As I descended through the hot jungle, I was mentally prepared for the last living bridge in Nongsteng to be either destroyed or in poor shape, given that most of my information pointed strongly in that direction.

Much was my surprise when I reached the Rynseit and discovered that the bridge, far from being ruined, was in significantly better shape than when I first saw it in 2016. This was a great relief, for the last root bridge of Nongsteng is in my opinion the most impressive piece of living architecture west of Sohra. 

The tree from which the huge structure was generated had been first planted on a stony riverine island and then encouraged to grow outwards towards the banks, resulting in a bridge that was well over 30 meters long, the distance being covered over three separate spans. Each of these might as well have been made of reinforced concrete; they didn’t wobble in the slightest as I walked out onto them, and the roots were in places over a meter thick.
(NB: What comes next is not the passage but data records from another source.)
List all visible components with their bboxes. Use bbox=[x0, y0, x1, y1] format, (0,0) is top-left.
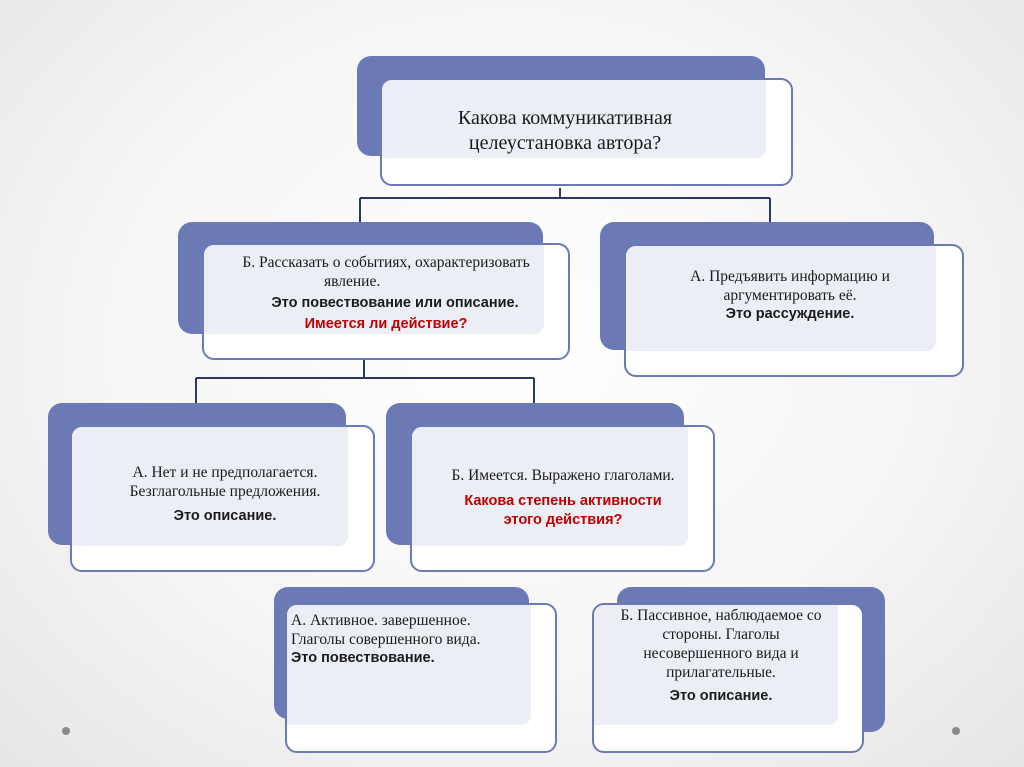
bbb-description-line1: Б. Пассивное, наблюдаемое со bbox=[620, 607, 822, 624]
bb-action-question-line2: этого действия? bbox=[503, 512, 623, 528]
bb-action-line1: Б. Имеется. Выражено глаголами. bbox=[451, 467, 675, 484]
corner-dot-right bbox=[952, 727, 960, 735]
bba-narration-conclusion: Это повествование. bbox=[291, 650, 435, 666]
bbb-description-line4: прилагательные. bbox=[666, 664, 776, 681]
ba-description-conclusion: Это описание. bbox=[173, 508, 277, 524]
a-reasoning-line2: аргументировать её. bbox=[723, 287, 857, 304]
b-narrate-question: Имеется ли действие? bbox=[304, 316, 468, 332]
bba-narration-line2: Глаголы совершенного вида. bbox=[291, 631, 481, 648]
root-question-line2: целеустановка автора? bbox=[468, 132, 662, 154]
bb-action-question-line1: Какова степень активности bbox=[464, 493, 662, 509]
corner-dot-left bbox=[62, 727, 70, 735]
ba-description-line1: А. Нет и не предполагается. bbox=[132, 464, 318, 481]
b-narrate-conclusion: Это повествование или описание. bbox=[271, 295, 519, 311]
b-narrate-line1: Б. Рассказать о событиях, охарактеризовать bbox=[242, 254, 530, 271]
bba-narration-line1: А. Активное. завершенное. bbox=[291, 612, 471, 629]
connector-b-to-level2 bbox=[196, 360, 534, 404]
a-reasoning-line1: А. Предъявить информацию и bbox=[690, 268, 890, 285]
a-reasoning-conclusion: Это рассуждение. bbox=[725, 306, 855, 322]
bbb-description-conclusion: Это описание. bbox=[669, 688, 773, 704]
bbb-description-line2: стороны. Глаголы bbox=[662, 626, 780, 643]
b-narrate-line2: явление. bbox=[324, 273, 381, 290]
bbb-description-line3: несовершенного вида и bbox=[643, 645, 799, 662]
ba-description-line2: Безглагольные предложения. bbox=[129, 483, 321, 500]
root-question-line1: Какова коммуникативная bbox=[457, 107, 673, 129]
connector-root-to-level1 bbox=[360, 188, 770, 222]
While I’ve found no information as to the age of the structure, the great size and remarkable stability of the bridge indicate to me that it could be centuries old.

This may explain why it has survived. Famously, the older a living root bridge gets, the sturdier it becomes, providing the tree it is grown from remains healthy. Perhaps the bridge had already gotten so strong that it simply wasn’t heavily affected by the increased debris coming down the river.

However, to my admittedly untrained eyes there was an issue with this theory: it didn’t appear as though the root bridge was being subjected to any scouring from debris at all. So, maybe what saved it was luck rather than strength. The structure is located at a kind of step in the riverbed. Only a few meters upstream there is a small waterfall, while directly below one of the spans is another waterfall over which most of the river flows. The bridge here is suspended well above the river, and it may be that the shape of the streambed has, so far, channeled the debris in such a way as to prevent it from affecting the structure.


Before starting the next stage of the trek, I climbed down and took a short bath in a small, bitterly cold plunge pool in the Rynseit. There are few places in the world quite so captivating as the little rivers that flow beneath the tangled spans of ancient root bridges. It may be true that the gorge of The River of Tears is changing, and that large swathes of what once made it so magnificent are likely to be swept away in the coming years. But at least in that tiny place below Nongsteng, under the still-growing marvel of the last living bridge on the Rynseit, something of the grand canyon of the Umiam’s glory will survive.